Sinon nous savons que la meilleure façon de dominer un homme, un peuple, c’est de lui prendre son identité culturelle, ses valeurs sociétales. Réduit â l’état de chauve-souris, donc sans repère ni référence, il​ ​devient vulnérable à toutes manipulations possibles. L’Occident nous a imposé ses normes et ses tares sous diverses formes brandies par nous-mêmes comme des revendications : droits de l’homme, droits humains, égalité homme-femme, émancipation de la femme, équité genre comme normes de développement…

Et aujourd’hui, il veut même imposer homosexualité dans nos manuels didactiques. La naïveté, c’est de croire que cela est promu dans notre intérêt, pour notre bonheur. Mais en réalité, ce sont des instruments entre les mains des ONG financées pas de puissants lobbies ayant la main mise sur nos ressources et nos richesses. C’est un moyen de pression dont-ils disposent pour toujours pousser nos dirigeants dans le sens de leurs intérêts. Sinon ce n’est pas pour le développement de nos pays ni pour le bonheur de la Femme ou de l’Enfant africains. C’est juste une stratégie pour désarmer nos pays par la pression politique et diplomatique voire économique, pour nous maintenir sous leur joug.

Loin de nous une volonté de cautionner une quelconque atteinte à l’honneur et à la dignité d’une personne humaine ou de nier la sacralité de la vie humaine d’ailleurs reconnue par nos us et coutumes ainsi que par nos religions. Mais le bon sens doit nous conduire à nous poser des questions.  Pour quel intérêt les Occidentaux se préoccupent-ils plus de notre sort et de notre bien-être  alors qu’ils utilisent toutes les stratégies pour nous appauvrir économiquement et culturellement, donc nous maintenir dans une humiliante précarité ? Manger à sa faim, vivre dans la décence et la dignité… ne sont-ils pas des droits humains ? Et pourtant, ce sont ces mêmes occidentaux qui nous appauvrissent.

A nous de comprendre que nous devons faire le deuil de nos ambitions de développement et d’émancipation si nous restons résignés sous le joug impérialiste. Il est donc temps de comprendre qu’un autre destin est possible pour notre continent si nous nous «réveillons à temps pour mener notre révolution». Tout comme il est aussi nécessaire qu’il y a un prix à payer pour tous les choix que nous puissions faire. «Il n’y pas de révolution sans prise de conscience, sans détermination et sans sacrifice… Les combats se gagnent ou se perdent, mais encore faudrait-il qu’ils soient menés», a récemment martelé l’influenceuse sénégalaise Khadija M. Diouf dans son appel à la révolution, une vidéo virale.
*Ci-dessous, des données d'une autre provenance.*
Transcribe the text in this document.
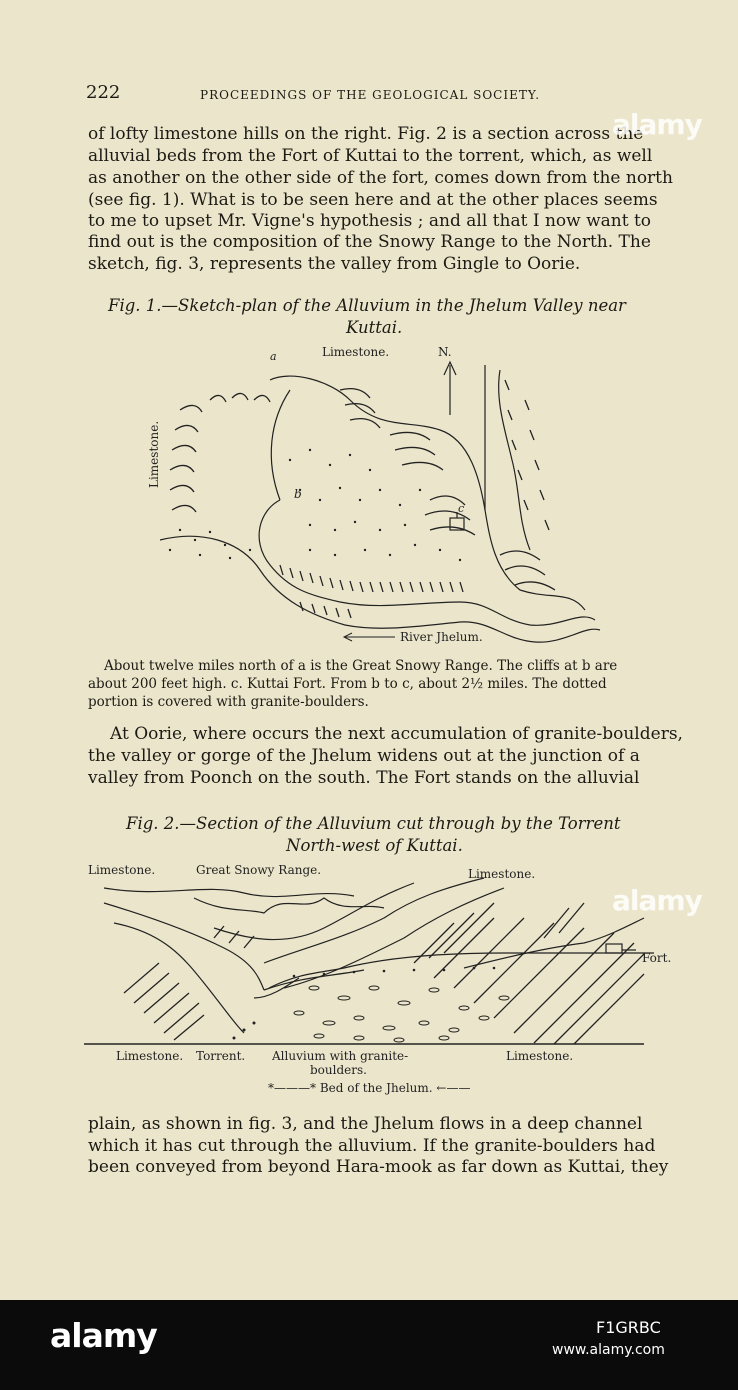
222	PROCEEDINGS OF THE GEOLOGICAL SOCIETY.
of lofty limestone hills on the right. Fig. 2 is a section across the
alluvial beds from the Fort of Kuttai to the torrent, which, as well
as another on the other side of the fort, comes down from the north
(see fig. 1). What is to be seen here and at the other places seems
to me to upset Mr. Vigne's hypothesis ; and all that I now want to
find out is the composition of the Snowy Range to the North. The
sketch, fig. 3, represents the valley from Gingle to Oorie.
Fig. 1.—Sketch-plan of the Alluvium in the Jhelum Valley near
Kuttai.
a	Limestone.	N.
Limestone.
b
c
River Jhelum.
About twelve miles north of a is the Great Snowy Range. The cliffs at b are
about 200 feet high. c. Kuttai Fort. From b to c, about 2½ miles. The dotted
portion is covered with granite-boulders.
At Oorie, where occurs the next accumulation of granite-boulders,
the valley or gorge of the Jhelum widens out at the junction of a
valley from Poonch on the south. The Fort stands on the alluvial
Fig. 2.—Section of the Alluvium cut through by the Torrent
North-west of Kuttai.
Limestone.	Great Snowy Range.	Limestone.
Fort.
Limestone. Torrent. Alluvium with granite-
boulders.
Limestone.
*———* Bed of the Jhelum. ←——
plain, as shown in fig. 3, and the Jhelum flows in a deep channel
which it has cut through the alluvium. If the granite-boulders had
been conveyed from beyond Hara-mook as far down as Kuttai, they
alamy
alamy
alamy	F1GRBC
www.alamy.com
Un appel à exécuter comme la dernière volonté du regretté Patrice Lumumba qui, dans sa «Dernière lettre à sa femme» n’a pas caché sa conviction que «l’Afrique écrira sa propre histoire et elle sera, au nord et au sud du Sahara, une histoire de gloire et de dignité». Pour ce faire, nous devons refuser de nous regarder et de nous juger à travers le miroir imposé par ceux qui ont tout intérêt à continuer à puiser dans nos pays les richesses nourrissant leur puissance.